Maximum-likelihood reprojections for reliable Koopman-based predictions and bifurcation analysis of parametric dynamical systems

TL;DR

This paper introduces a maximum-likelihood reprojection method for Koopman-based models that improves prediction reliability and enables bifurcation analysis in parametric dynamical systems.

Contribution

It develops a reprojection approach based on closest-point projections to ensure consistency with the Koopman manifold, extending to parametric systems for bifurcation analysis.

Findings

Reprojection improves the accuracy of Koopman-based predictions.

The method is applicable to parametric systems for bifurcation analysis.
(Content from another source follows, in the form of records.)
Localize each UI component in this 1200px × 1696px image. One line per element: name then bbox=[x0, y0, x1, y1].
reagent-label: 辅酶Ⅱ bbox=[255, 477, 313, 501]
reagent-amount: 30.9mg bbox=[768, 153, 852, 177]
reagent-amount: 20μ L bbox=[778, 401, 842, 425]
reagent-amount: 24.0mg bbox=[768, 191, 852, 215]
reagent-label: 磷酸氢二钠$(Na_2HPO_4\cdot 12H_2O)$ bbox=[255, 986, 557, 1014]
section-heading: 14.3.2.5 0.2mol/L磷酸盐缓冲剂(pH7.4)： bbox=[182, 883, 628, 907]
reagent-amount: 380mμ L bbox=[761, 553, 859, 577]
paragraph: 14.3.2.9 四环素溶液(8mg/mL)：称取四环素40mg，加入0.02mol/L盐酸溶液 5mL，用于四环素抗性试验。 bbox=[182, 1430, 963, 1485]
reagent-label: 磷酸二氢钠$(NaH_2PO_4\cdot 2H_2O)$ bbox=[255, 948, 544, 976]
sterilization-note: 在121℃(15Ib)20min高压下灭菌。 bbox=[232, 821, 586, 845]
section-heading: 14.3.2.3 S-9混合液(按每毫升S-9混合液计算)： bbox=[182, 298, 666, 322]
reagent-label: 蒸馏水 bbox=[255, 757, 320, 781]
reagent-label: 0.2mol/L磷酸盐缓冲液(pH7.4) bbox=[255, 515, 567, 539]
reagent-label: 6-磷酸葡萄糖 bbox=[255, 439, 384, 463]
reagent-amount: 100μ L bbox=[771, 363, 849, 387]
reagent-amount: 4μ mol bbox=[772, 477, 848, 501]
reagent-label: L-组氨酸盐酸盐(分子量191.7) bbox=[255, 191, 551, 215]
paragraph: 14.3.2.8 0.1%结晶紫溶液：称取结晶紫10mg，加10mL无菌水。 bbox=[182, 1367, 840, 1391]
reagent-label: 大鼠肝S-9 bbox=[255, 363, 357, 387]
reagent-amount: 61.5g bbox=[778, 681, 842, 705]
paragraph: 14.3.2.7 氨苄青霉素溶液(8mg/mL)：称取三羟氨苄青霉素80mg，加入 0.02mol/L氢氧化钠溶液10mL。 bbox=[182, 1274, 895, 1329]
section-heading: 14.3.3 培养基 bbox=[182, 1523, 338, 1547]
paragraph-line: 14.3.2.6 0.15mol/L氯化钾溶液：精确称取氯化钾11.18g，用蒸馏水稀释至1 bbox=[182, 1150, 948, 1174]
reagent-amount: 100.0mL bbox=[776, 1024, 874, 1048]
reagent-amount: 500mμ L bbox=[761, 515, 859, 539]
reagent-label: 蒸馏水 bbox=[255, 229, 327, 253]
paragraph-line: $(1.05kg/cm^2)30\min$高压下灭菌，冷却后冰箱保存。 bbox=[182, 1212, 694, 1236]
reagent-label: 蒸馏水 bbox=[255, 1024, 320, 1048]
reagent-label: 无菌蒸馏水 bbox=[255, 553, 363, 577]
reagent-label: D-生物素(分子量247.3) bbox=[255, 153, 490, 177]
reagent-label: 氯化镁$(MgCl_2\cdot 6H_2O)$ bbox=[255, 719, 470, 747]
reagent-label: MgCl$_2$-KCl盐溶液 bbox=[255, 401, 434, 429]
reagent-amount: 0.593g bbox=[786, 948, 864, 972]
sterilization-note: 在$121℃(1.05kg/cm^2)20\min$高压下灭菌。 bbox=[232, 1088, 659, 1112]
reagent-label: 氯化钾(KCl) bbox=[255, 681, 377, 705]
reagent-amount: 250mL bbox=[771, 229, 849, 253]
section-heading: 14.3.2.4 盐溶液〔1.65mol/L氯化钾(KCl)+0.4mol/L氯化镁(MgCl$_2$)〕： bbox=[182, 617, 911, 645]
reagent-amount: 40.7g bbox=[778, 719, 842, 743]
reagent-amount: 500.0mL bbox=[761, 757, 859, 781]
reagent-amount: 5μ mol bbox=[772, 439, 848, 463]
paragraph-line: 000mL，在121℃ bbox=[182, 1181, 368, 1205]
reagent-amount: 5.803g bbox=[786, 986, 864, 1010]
Reprojection aligns finite-data approximations with the nonlinear manifold.

Abstract

Koopman-based methods leverage a nonlinear lifting to enable linear regression techniques. Consequently, data generation, learning and prediction is performed through the lens of this lifting, giving rise to a nonlinear manifold that is invariant under the Koopman operator. In data-driven approximation such as Extended Dynamic Mode Decomposition, this invariance is typically lost due to the presence of (finite-data) approximation errors. In this work, we show that reprojections are crucial for reliable predictions. We provide an approach via closest-point projections that ensure consistency with this nonlinear manifold, which is strongly related to a Riemannian metric and maximum likelihood estimates. While these results are already novel for autonomous systems, we present our approach for parametric systems, providing the basis for data-driven bifurcation analysis and control applications.